卫溪宸要针对的是她和魏钦,没必要再将崔诗菡拉进浑水里。
两个姑娘走在去往寒家面店的小路上。
崔诗菡几次欲言又止,憋不住话的少女捶了捶掌心,“唉!好气啊!”
真想给那人两拳。觊觎臣妻,何谈坦荡?
少女的愤怒写在脸上,江吟月纷乱的思绪被这份义气冲淡。
她挽起崔诗菡的手臂,不愿再揣测崔诗菡对魏钦的态度。
是她多心了吧。
扬州衙署派出的衙役,由魏钦带队,连追三日,寻到了逃窜盐商的落脚点。
报团取暖的一众盐商隐蔽在山洼树林里。
魏钦由盐运司的同僚搀扶,走到山洼最高处的边沿,俯看郁郁葱葱桠枝交错的谷底。
搀扶魏钦的官员名叫唐展,是昔年为数不多能与魏钦搭上话儿的同窗,还与魏钦前后桌。
他们还有一名共同的同窗,如今也在盐运司任职。
两人对魏钦佩服得五体投地,尤其是唐展,逢人便会提及三人的交情。
趁着无外人,小圆脸的唐展嚼起太子舌根,“殿下也真是的,哪有这样折腾伤员的!诶呦呦,魏兄慢点。”

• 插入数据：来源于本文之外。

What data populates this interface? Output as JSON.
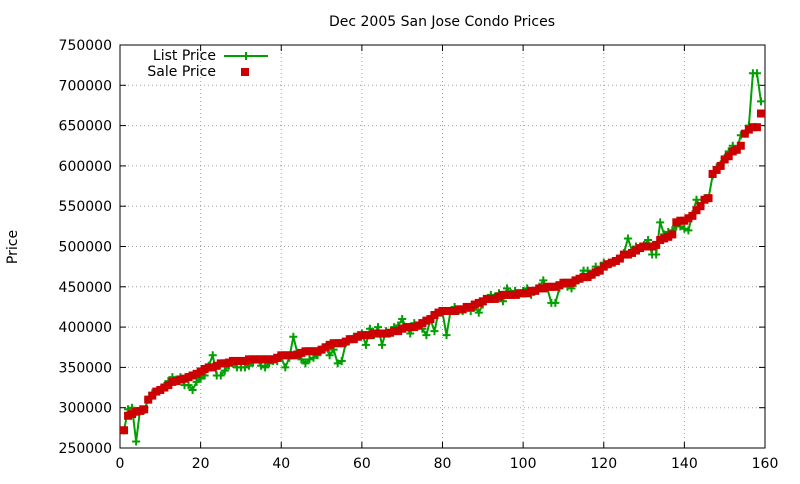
{
  "chart_data": {
    "type": "line",
    "title": "Dec 2005 San Jose Condo Prices",
    "xlabel": "",
    "ylabel": "Price",
    "xlim": [
      0,
      160
    ],
    "ylim": [
      250000,
      750000
    ],
    "xticks": [
      0,
      20,
      40,
      60,
      80,
      100,
      120,
      140,
      160
    ],
    "xtick_labels": [
      "0",
      "20",
      "40",
      "60",
      "80",
      "100",
      "120",
      "140",
      "160"
    ],
    "yticks": [
      250000,
      300000,
      350000,
      400000,
      450000,
      500000,
      550000,
      600000,
      650000,
      700000,
      750000
    ],
    "ytick_labels": [
      "250000",
      "300000",
      "350000",
      "400000",
      "450000",
      "500000",
      "550000",
      "600000",
      "650000",
      "700000",
      "750000"
    ],
    "grid": true,
    "legend_position": "top-left",
    "colors": {
      "list": "#00a000",
      "sale": "#cc0000"
    },
    "series": [
      {
        "name": "List Price",
        "style": "line-plus",
        "x": [
          1,
          2,
          3,
          4,
          5,
          6,
          7,
          8,
          9,
          10,
          11,
          12,
          13,
          14,
          15,
          16,
          17,
          18,
          19,
          20,
          21,
          22,
          23,
          24,
          25,
          26,
          27,
          28,
          29,
          30,
          31,
          32,
          33,
          34,
          35,
          36,
          37,
          38,
          39,
          40,
          41,
          42,
          43,
          44,
          45,
          46,
          47,
          48,
          49,
          50,
          51,
          52,
          53,
          54,
          55,
          56,
          57,
          58,
          59,
          60,
          61,
          62,
          63,
          64,
          65,
          66,
          67,
          68,
          69,
          70,
          71,
          72,
          73,
          74,
          75,
          76,
          77,
          78,
          79,
          80,
          81,
          82,
          83,
          84,
          85,
          86,
          87,
          88,
          89,
          90,
          91,
          92,
          93,
          94,
          95,
          96,
          97,
          98,
          99,
          100,
          101,
          102,
          103,
          104,
          105,
          106,
          107,
          108,
          109,
          110,
          111,
          112,
          113,
          114,
          115,
          116,
          117,
          118,
          119,
          120,
          121,
          122,
          123,
          124,
          125,
          126,
          127,
          128,
          129,
          130,
          131,
          132,
          133,
          134,
          135,
          136,
          137,
          138,
          139,
          140,
          141,
          142,
          143,
          144,
          145,
          146,
          147,
          148,
          149,
          150,
          151,
          152,
          153,
          154,
          155,
          156,
          157,
          158,
          159
        ],
        "values": [
          272000,
          298000,
          300000,
          258000,
          298000,
          297000,
          310000,
          318000,
          320000,
          322000,
          327000,
          333000,
          338000,
          335000,
          338000,
          328000,
          328000,
          322000,
          332000,
          336000,
          340000,
          352000,
          365000,
          340000,
          340000,
          346000,
          352000,
          355000,
          350000,
          350000,
          350000,
          352000,
          356000,
          360000,
          352000,
          350000,
          355000,
          358000,
          358000,
          362000,
          350000,
          362000,
          388000,
          368000,
          360000,
          355000,
          360000,
          362000,
          365000,
          372000,
          375000,
          365000,
          372000,
          355000,
          358000,
          380000,
          385000,
          388000,
          390000,
          392000,
          378000,
          398000,
          390000,
          400000,
          378000,
          395000,
          392000,
          400000,
          402000,
          410000,
          400000,
          392000,
          405000,
          402000,
          398000,
          390000,
          410000,
          395000,
          418000,
          418000,
          390000,
          420000,
          425000,
          420000,
          420000,
          425000,
          420000,
          425000,
          418000,
          428000,
          435000,
          440000,
          438000,
          442000,
          432000,
          448000,
          442000,
          445000,
          440000,
          445000,
          448000,
          440000,
          445000,
          450000,
          458000,
          448000,
          430000,
          430000,
          448000,
          455000,
          450000,
          448000,
          455000,
          460000,
          470000,
          470000,
          465000,
          475000,
          470000,
          480000,
          478000,
          480000,
          482000,
          485000,
          492000,
          510000,
          495000,
          500000,
          500000,
          502000,
          508000,
          490000,
          490000,
          530000,
          515000,
          518000,
          520000,
          525000,
          525000,
          522000,
          520000,
          540000,
          558000,
          550000,
          560000,
          560000,
          588000,
          598000,
          602000,
          610000,
          618000,
          625000,
          620000,
          638000,
          640000,
          650000,
          715000,
          715000,
          680000
        ]
      },
      {
        "name": "Sale Price",
        "style": "square-points",
        "x": [
          1,
          2,
          3,
          4,
          5,
          6,
          7,
          8,
          9,
          10,
          11,
          12,
          13,
          14,
          15,
          16,
          17,
          18,
          19,
          20,
          21,
          22,
          23,
          24,
          25,
          26,
          27,
          28,
          29,
          30,
          31,
          32,
          33,
          34,
          35,
          36,
          37,
          38,
          39,
          40,
          41,
          42,
          43,
          44,
          45,
          46,
          47,
          48,
          49,
          50,
          51,
          52,
          53,
          54,
          55,
          56,
          57,
          58,
          59,
          60,
          61,
          62,
          63,
          64,
          65,
          66,
          67,
          68,
          69,
          70,
          71,
          72,
          73,
          74,
          75,
          76,
          77,
          78,
          79,
          80,
          81,
          82,
          83,
          84,
          85,
          86,
          87,
          88,
          89,
          90,
          91,
          92,
          93,
          94,
          95,
          96,
          97,
          98,
          99,
          100,
          101,
          102,
          103,
          104,
          105,
          106,
          107,
          108,
          109,
          110,
          111,
          112,
          113,
          114,
          115,
          116,
          117,
          118,
          119,
          120,
          121,
          122,
          123,
          124,
          125,
          126,
          127,
          128,
          129,
          130,
          131,
          132,
          133,
          134,
          135,
          136,
          137,
          138,
          139,
          140,
          141,
          142,
          143,
          144,
          145,
          146,
          147,
          148,
          149,
          150,
          151,
          152,
          153,
          154,
          155,
          156,
          157,
          158,
          159
        ],
        "values": [
          272000,
          290000,
          292000,
          295000,
          296000,
          298000,
          310000,
          315000,
          320000,
          322000,
          325000,
          328000,
          332000,
          333000,
          335000,
          336000,
          338000,
          340000,
          342000,
          345000,
          348000,
          350000,
          350000,
          352000,
          355000,
          355000,
          356000,
          358000,
          358000,
          358000,
          358000,
          360000,
          360000,
          360000,
          360000,
          360000,
          360000,
          360000,
          362000,
          365000,
          365000,
          365000,
          365000,
          366000,
          368000,
          370000,
          370000,
          370000,
          370000,
          372000,
          375000,
          378000,
          380000,
          380000,
          380000,
          382000,
          385000,
          385000,
          388000,
          390000,
          390000,
          390000,
          392000,
          392000,
          392000,
          392000,
          393000,
          395000,
          395000,
          398000,
          400000,
          400000,
          400000,
          402000,
          405000,
          408000,
          410000,
          415000,
          418000,
          420000,
          420000,
          420000,
          420000,
          422000,
          422000,
          425000,
          425000,
          428000,
          430000,
          432000,
          435000,
          435000,
          435000,
          438000,
          440000,
          440000,
          440000,
          440000,
          442000,
          442000,
          442000,
          445000,
          445000,
          448000,
          448000,
          450000,
          450000,
          450000,
          452000,
          455000,
          455000,
          455000,
          458000,
          460000,
          462000,
          462000,
          465000,
          468000,
          470000,
          475000,
          478000,
          480000,
          482000,
          485000,
          490000,
          490000,
          492000,
          495000,
          498000,
          500000,
          500000,
          500000,
          502000,
          508000,
          510000,
          512000,
          515000,
          530000,
          532000,
          532000,
          535000,
          538000,
          545000,
          550000,
          558000,
          560000,
          590000,
          595000,
          600000,
          608000,
          612000,
          618000,
          620000,
          625000,
          640000,
          645000,
          648000,
          648000,
          665000
        ]
      }
    ]
  }
}
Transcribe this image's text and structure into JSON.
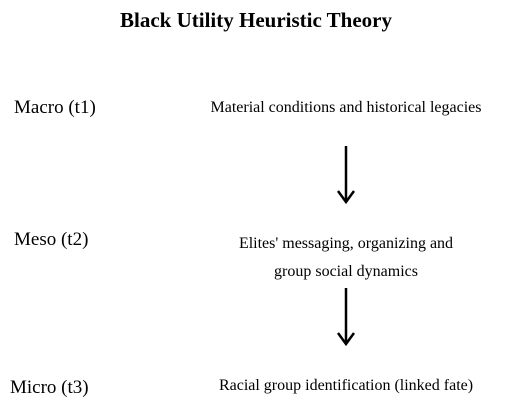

魏钦一手揽着唐展的肩,一手捂住小腹上的“伤口”,落在其他衙役眼里,多少有点弱不禁风。
可弱不禁风的男子,轻飘飘丢出的话砸在隐匿的“猎物”心中,千斤重击。
“诸位可听过火烧连营?”魏钦倚在唐展肩头,向前倾身,一条长腿踩在山洼最高点的石头上,“恰逢夏日,暑气浓重,草木茂密也干枯,可藏身也可能葬身于此。”
魏钦抬起一根手指,感受风向,“月盈则亏,水满则溢,顺风久了,引火烧身。诸位考虑清楚,一旦风向变了,本官不会给你们逃窜的机会。”
他不喜火,却不介意利用火。
躲避在山洼草木中的盐商和家眷家丁们抬头仰望蓊郁的枝叶,有种自行入瓮的错觉。
不,不是错觉。
为首的几名大盐商面面相觑。
上方的魏钦命衙役们点燃火把,于风中泠泠开腔,“风向变了,诸位可考虑清楚了?十个数内现身。”
“一、二、三……九,放火。”
“且慢!”
一名盐商急匆匆走到空地,抬头望向上方的追兵,咬牙切齿又无可奈何,“魏钦,欺人太甚!”
魏钦唇角一丝轻蔑,“咎由自取,还怪上别人了?拿下!”
一拨拨衙役们沿着盘山路而下。
猎物们甚至没敢反抗。
追捕者占了地形优势,火攻之下,他们毫无胜算!
生意人习惯权衡利弊,更遑论生死抉择间。
押解犯人的队伍浩浩荡荡穿梭在树林里。
乘马的唐展笑道:“咱们这回立了功,可会得到太子殿下的奖赏?犒劳一顿酒水也好啊!”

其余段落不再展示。